Horace Engdahl has a bit of a reputation, even internationally. He is a member of the Swedish Academy (who select the Nobel Prize Laureate for literature every year) and for ten years he was the Permanent Secretary. He is a literature historian and has written books about the romantic period and about the author´s voice.
These two small books are collections of reflections, aphorisms and notes. On life, literature, fame, anything that Engdahl has had a reason to give some thought to. I suppose it is a form of autobiography, but not of Engdahl´s life and the trivialities of it, but of his inner life, of his life as an intellectual. Clearly, he is a man who likes to sit in cafés, preferably in Paris, with a notebook and in deep thought. Romantic, you say? A bit of a poser, you might suspect? Beware of casting stones, remember we all have our romantic ideas about what life should be all about. I just last week sat with a group of strangers at table who talked about the necessity to renovate kitchens into a standard that sounds like sci-fi to me. Have a summerhouse by a lake with an outdoor toilet? A walk-in closet? A Harley Davidson? Engdahl has his Parisian cafés and he thinks clever enough thoughts there to publish very enjoyable books.
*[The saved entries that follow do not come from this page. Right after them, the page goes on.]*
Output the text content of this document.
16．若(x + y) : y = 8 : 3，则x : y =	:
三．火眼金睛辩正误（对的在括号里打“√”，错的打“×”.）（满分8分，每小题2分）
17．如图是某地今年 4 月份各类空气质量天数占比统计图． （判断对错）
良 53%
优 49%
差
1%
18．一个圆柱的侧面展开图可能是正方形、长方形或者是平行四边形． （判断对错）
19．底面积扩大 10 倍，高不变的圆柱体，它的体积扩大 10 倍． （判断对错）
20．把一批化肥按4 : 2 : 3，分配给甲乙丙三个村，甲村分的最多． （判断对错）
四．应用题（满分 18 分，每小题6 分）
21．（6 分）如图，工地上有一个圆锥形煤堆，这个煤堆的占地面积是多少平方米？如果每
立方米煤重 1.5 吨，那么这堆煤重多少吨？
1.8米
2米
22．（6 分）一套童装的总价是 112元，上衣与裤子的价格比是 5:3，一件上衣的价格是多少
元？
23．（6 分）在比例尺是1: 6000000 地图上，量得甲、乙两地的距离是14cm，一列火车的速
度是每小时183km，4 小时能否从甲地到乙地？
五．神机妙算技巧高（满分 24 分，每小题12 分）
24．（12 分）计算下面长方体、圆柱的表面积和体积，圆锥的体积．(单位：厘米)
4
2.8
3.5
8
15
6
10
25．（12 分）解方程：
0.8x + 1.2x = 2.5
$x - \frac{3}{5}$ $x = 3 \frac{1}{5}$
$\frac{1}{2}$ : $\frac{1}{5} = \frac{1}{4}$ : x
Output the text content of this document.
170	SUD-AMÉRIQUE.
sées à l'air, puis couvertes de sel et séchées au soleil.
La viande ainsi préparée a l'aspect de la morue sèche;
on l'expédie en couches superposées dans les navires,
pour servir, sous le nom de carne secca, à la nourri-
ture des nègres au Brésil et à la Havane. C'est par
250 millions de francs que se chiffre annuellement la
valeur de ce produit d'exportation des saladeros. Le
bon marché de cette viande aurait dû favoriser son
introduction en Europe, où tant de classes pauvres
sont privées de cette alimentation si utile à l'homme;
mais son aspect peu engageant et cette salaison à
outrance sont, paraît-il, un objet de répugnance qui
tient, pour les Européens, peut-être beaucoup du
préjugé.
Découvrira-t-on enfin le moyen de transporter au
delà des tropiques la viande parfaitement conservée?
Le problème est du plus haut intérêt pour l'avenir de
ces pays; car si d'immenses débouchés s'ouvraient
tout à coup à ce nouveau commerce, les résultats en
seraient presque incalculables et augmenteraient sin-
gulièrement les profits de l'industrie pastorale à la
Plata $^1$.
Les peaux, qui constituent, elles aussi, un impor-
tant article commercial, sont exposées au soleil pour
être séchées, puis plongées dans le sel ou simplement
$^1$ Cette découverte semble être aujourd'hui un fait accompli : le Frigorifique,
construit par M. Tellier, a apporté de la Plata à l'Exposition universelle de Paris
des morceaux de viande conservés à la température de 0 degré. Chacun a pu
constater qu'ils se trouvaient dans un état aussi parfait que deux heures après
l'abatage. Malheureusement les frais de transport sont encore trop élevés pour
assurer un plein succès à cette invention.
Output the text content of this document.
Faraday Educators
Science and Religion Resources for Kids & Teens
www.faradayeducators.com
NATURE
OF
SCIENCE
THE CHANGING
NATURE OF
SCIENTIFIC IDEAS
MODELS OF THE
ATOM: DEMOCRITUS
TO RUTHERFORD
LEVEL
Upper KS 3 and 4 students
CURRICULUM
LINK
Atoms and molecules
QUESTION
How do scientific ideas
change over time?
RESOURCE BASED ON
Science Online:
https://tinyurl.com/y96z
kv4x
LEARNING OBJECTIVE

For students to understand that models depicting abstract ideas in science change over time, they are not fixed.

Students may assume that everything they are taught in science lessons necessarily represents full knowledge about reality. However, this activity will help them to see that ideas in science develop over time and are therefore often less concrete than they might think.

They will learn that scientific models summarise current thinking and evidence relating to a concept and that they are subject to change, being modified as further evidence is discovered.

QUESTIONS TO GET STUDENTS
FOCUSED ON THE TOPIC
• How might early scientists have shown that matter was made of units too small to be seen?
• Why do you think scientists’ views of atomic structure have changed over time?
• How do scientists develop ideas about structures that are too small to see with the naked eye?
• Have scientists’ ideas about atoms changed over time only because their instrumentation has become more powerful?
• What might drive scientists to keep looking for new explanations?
Enjoyable for readers, that is, people who are into literature.
So what kinds of things does he write? Things like this (my own translation):
"Perhaps the most attractive voice in a literary text is the one that sounds like all the others. We are most strongly affected by the voice that nestle up against our own inner voice, yes, that could be our own."
or
"With "trend" or "intellectual fashion" you usually means a kind of thinking that came to town after you yourself became tired of thinking."
or
"Success and failure are really equally repugnant. They disturb the wonderful balance and clarity that depends on forgetting one´s own person."
I don´t always understand what he writes about. But this is the kind of book you can read through quite fast. About every five or ten pages there is something you can relate to, and it´s amusing enough to be worth the trouble. And five or ten years from now, you return to it and suddenly other parts of the book light up and have become understandable. It´s the kind of thing you mature into. Or not. It depends on how close Engdahl´s voice nestle up to you own, doesn´t it?